После этого нисколько не удивительно, если Константин, сделавшись императором крайнего запада по смерти Констанция, в 306 году, под живым впечатлением только что виденного им гонения, счел первым делом объявить в своих областях свободу христианского исповедания. (Лактанций. Там же, гл. 24).
Условия жизни императора Константина, рассказанные нами доселе, имели в общем то благодетельное следствие, что воспитали в нем благорасположенность к христианству, побудили его навсегда отказаться от преследований на христиан и ценить их как усердных подданных. Этим определялась для Константина политика мира в отношении к христианам. Тем не менее и сделавшись императором крайнего Запада, на место отца своего Констанция, Константин еще не был христианином и не пришел к мысли, что ему нужно сделаться христианином. В душе его еще происходила борьба идей старых, языческих, с новыми, христианскими. И неизвестно, долго ли бы душа его осталась в колеблющемся, нерешительном положении, если бы грозные и трудные обстоятельства не склонили его искать помощи у Бога христианского, а этот Бог дивным образом не утвердил его в этом решении. В 312 году Константин решился предпринять военный поход против Римского императора Максенция.
Целью этого похода частью были виды филантропические. Константин хотел исхитить Рим из рук тирана. Поход представлял трудности неодолимые: самому популярному полководцу, любимому войсками, нелегко было заставить Римскую армию войти с мечом в сердце Италии, внести войну на священную для язычников почву Рима, сделать нападение на Капитолий. Подобное предприятие обыкновенно производило в Римских войсках глубокий ропот неудовольствия. Случалось, что армии рассеивались под тем предлогом, что они не могут сражаться против Рима. Константин не мог освободиться от чувства невольного страха, предпринимая поход на Италию. При том же Константин никогда не был и не видал Рима, который потому ему казался каким-то грозным исполином. Наконец, Константину было известно, что войско, которым располагал его противник Максенций, было многочисленнее его войска. Поход на Италию представлялся делом очень смелым и рискованным. Надеяться на одни человеческие силы и средства было недостаточно. В Константине являлось искреннее желание искания помощи сверхъестественной. Вот как Евсевий описывает состояние духа Константина в виду грозных обстоятельств, в каких находился он теперь. Константин «стал думать, какого Бога призвать бы к себе на помощь. При решении сего вопроса ему пришло на мысль, что немалое число прежних державных лиц, возложив свою надежду на многих богов и служа им жертвами и дарами, были вводимы в обман льстивыми оракулами, обольщались благоприятными предсказаниями и оканчивали свое дело неблагоприятно. Константин основательно рассуждал, что полагавшиеся на многих богов, подвергались и многим бедствиям». В этих размышлениях Константина уже высказалось полное неверие в языческих богов; сердце его далеко отстояло от них. Язычество представлялось ему ложью, сплетением обманов. Тогда его мысли переносились к политическим переворотам, которых он был свидетелем; ему живо представлялось, что в самое короткое время погибли уже трое из лиц, разделявших вместе с ним верховную власть в империи. Все они имели постыдный конец. После этих размышлений, по словам Евсевия, Константин решил, что не следует «попусту держаться богов несуществующих, и после стольких доказательств оставаться в заблуждении». (Евсевий. Жизнь Константина, кн. 1, гл. 27).
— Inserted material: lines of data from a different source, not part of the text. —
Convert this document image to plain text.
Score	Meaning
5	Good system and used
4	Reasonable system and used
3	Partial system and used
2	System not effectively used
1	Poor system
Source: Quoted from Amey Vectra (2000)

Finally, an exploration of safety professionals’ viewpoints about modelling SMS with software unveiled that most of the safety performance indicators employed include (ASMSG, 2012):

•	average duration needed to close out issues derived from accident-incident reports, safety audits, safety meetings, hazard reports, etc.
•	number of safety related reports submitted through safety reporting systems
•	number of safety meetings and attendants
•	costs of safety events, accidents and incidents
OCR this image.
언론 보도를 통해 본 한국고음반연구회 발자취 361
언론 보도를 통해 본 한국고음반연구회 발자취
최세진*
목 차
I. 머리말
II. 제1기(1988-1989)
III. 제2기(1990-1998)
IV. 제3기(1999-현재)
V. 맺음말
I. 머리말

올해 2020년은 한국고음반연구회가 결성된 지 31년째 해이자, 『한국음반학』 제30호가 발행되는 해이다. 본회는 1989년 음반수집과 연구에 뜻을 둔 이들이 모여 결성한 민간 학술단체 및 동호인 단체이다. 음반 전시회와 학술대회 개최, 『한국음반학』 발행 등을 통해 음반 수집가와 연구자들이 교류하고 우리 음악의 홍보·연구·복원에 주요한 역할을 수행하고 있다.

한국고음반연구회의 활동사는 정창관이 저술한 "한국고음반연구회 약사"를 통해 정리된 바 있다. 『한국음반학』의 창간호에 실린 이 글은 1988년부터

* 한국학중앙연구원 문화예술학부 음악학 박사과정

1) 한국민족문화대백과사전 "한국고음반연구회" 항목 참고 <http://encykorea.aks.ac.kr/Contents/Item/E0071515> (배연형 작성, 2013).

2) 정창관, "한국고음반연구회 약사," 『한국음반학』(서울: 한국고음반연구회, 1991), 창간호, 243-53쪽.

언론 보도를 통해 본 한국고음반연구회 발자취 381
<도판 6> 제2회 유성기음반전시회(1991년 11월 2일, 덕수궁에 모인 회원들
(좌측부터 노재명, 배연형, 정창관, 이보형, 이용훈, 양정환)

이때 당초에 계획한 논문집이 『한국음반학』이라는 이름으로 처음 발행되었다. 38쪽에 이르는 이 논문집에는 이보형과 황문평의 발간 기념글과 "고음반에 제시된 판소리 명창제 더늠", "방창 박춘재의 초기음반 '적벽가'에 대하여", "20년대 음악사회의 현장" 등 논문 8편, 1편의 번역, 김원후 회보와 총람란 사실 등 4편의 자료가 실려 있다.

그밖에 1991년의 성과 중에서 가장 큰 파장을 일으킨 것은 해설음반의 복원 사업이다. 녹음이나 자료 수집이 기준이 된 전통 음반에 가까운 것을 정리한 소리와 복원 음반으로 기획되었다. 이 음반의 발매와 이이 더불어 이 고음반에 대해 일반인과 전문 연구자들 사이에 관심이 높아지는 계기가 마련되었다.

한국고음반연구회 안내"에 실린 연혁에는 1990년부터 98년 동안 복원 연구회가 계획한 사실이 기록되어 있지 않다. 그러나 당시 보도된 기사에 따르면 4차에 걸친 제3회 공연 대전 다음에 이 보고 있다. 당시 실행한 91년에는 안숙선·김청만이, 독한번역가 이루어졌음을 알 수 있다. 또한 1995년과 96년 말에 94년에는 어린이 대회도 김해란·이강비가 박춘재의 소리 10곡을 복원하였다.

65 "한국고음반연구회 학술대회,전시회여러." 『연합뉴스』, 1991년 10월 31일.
Мысль Константина искала в небесах истинного Бога, верного помощника в бранях. Константину тем необходимее было противопоставить силе Максенция какую-либо новую силу, что этот последний употребил все меры, чтобы заручиться покровительством богов языческих; он советовался с сивиллиными книгами, гадал по внутренностям беременных женщин, приносил в жертву львов; «этими способами он надеялся на одержание победы». (Евсевий. Жизнь Константина, кн. 1, гл. 36. Лактанций. О смерти гонителей, гл. 44).
Чем более Максенций обставлял себя религиозными церемониями, тем более и Константин, со своей стороны, потеряв веру в силу языческих богов, однако же религиозным упованием своего врага должен был противопоставить подобные же упования.
Но мысленный взор Константина, отвращаясь от веры в язычество и не имея веры в христианского Бога, тщетно блуждал по сторонам. Единственно, на чем мог Константин остановиться мыслью, это был Бог отца его Констанция, единый и верховный владыка всего.